Well, our Windows builds may just have to move from 2005 to 2010 and plan to be stuck there for the forseeable future.

I was hoping I could use a C++11 compiler for Windows development someday. But it's probably more likely that I'll stop developing for Windows before my company's customers stop running XP.




2010 builds them OK. You can also look at mingw with g++ if you want to try some of the C++11 features on Windows XP. I was surprised to hear that MS did this. XP is still widely used in industry and is a good baseline platform to target.


2010-built executables only work on XP SP2+ btw, so they've been creeping it forwards every release for a while.


It is not "insane", XP is three years past the end of official support and only two years until the end of extended support. It's two generations old and possibly three by the time this is released.

http://windows.microsoft.com/en-us/windows/products/lifecycl...

XP doesn't run IE9 either, and it came out ages ago.
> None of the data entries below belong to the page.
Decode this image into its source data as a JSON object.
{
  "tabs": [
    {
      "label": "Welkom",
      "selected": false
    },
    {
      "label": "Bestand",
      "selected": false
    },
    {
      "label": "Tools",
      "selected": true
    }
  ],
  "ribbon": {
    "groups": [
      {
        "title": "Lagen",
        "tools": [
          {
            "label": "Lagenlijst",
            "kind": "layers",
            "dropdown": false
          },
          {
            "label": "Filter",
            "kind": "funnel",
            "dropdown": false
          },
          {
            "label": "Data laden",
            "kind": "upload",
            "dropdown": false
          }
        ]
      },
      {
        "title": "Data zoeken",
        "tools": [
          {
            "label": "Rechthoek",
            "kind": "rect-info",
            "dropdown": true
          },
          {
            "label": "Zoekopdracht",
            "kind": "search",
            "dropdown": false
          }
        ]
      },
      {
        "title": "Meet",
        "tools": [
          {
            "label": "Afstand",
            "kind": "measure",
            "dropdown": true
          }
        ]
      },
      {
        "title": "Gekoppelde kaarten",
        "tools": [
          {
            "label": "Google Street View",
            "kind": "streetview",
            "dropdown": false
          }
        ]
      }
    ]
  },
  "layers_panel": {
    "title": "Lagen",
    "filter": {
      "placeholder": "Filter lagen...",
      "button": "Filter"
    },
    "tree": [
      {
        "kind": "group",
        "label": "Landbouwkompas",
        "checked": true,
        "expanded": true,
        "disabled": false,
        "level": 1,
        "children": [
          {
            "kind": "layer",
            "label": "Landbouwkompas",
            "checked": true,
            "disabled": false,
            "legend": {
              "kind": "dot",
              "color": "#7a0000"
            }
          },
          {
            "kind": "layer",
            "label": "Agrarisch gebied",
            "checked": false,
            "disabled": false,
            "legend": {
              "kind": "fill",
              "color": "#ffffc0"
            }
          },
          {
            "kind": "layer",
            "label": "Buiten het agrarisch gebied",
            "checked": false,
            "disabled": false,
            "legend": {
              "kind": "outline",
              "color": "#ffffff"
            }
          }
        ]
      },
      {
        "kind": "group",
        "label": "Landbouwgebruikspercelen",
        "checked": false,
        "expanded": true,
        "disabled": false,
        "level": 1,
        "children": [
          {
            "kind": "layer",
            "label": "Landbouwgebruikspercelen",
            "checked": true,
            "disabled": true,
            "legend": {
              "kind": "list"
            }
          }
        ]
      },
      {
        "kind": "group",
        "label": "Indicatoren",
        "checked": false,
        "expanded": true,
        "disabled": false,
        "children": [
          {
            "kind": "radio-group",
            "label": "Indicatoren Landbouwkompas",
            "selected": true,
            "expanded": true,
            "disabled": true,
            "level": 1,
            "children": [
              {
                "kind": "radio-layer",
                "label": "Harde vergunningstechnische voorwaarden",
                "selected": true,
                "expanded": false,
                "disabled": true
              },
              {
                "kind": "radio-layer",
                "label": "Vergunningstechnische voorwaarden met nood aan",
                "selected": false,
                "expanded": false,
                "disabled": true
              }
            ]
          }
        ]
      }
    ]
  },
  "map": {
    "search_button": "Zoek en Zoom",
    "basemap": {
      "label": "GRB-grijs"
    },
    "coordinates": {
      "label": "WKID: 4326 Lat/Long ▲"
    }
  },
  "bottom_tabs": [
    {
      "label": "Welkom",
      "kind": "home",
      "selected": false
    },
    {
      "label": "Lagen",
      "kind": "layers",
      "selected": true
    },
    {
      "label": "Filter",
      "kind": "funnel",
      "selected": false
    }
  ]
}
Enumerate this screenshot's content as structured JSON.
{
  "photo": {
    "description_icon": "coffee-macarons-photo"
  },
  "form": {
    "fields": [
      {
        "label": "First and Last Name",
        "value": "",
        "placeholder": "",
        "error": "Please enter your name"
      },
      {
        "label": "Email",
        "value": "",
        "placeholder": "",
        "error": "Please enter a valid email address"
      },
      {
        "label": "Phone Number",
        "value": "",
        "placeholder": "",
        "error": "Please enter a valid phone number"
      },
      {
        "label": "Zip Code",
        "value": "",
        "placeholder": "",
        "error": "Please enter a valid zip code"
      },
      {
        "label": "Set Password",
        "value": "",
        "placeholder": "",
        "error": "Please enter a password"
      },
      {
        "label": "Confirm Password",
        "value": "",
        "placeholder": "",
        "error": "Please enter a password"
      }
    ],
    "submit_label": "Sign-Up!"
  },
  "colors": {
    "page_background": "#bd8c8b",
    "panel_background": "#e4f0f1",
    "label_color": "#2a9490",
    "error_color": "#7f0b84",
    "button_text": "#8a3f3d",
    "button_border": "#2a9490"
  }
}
XP is old now.


> XP is three years past the end of official support and only two years until the end of extended support

I don't think I've ever met anyone who managed fewer than 25 servers who has ever looked that that calendar.


I know you mean to point out how old and crufty XP is (and that is true), but if you stop and think about it... it's really a testament to C++ and Microsoft engineering that it has done so well for so long.


Well that, and

* the long gap between XP and Vista

* that it was still selling on new netbooks until quite recently, and

* the leveling off of CPU performance.


Customers don't care about 'generations'.

If it works for them, they will not break it.

That said: XP will eventually fade off, but not because of MS official support or extended or whatever. It will fade because end users will eventually stop installing and using it.

Our company only recently started the full roll out of Windows 7, and some computers still require Windows XP (for accounting applications).

These few computers will use Windows XP for the foreseeable future, official support or not.


And they can still use previous versions of VS to develop with XP. It won't stop working, it will gradually fade to governments and big businesses with inertia and businesses who don't want to pay to upgrade.

Then to smaller and smaller niches.

I'm not saying it should die, or it is bad, but that it is old and new tools are not 'insane' to not support it. IE9 came out almost a year ago and doesn't support XP, for example. DirectX vNext in Vista isn't XP compatible.


I'll go out on a limb here and predict that XP extended support will itself be extended. There are simply too many desktops out there using it to be ignored.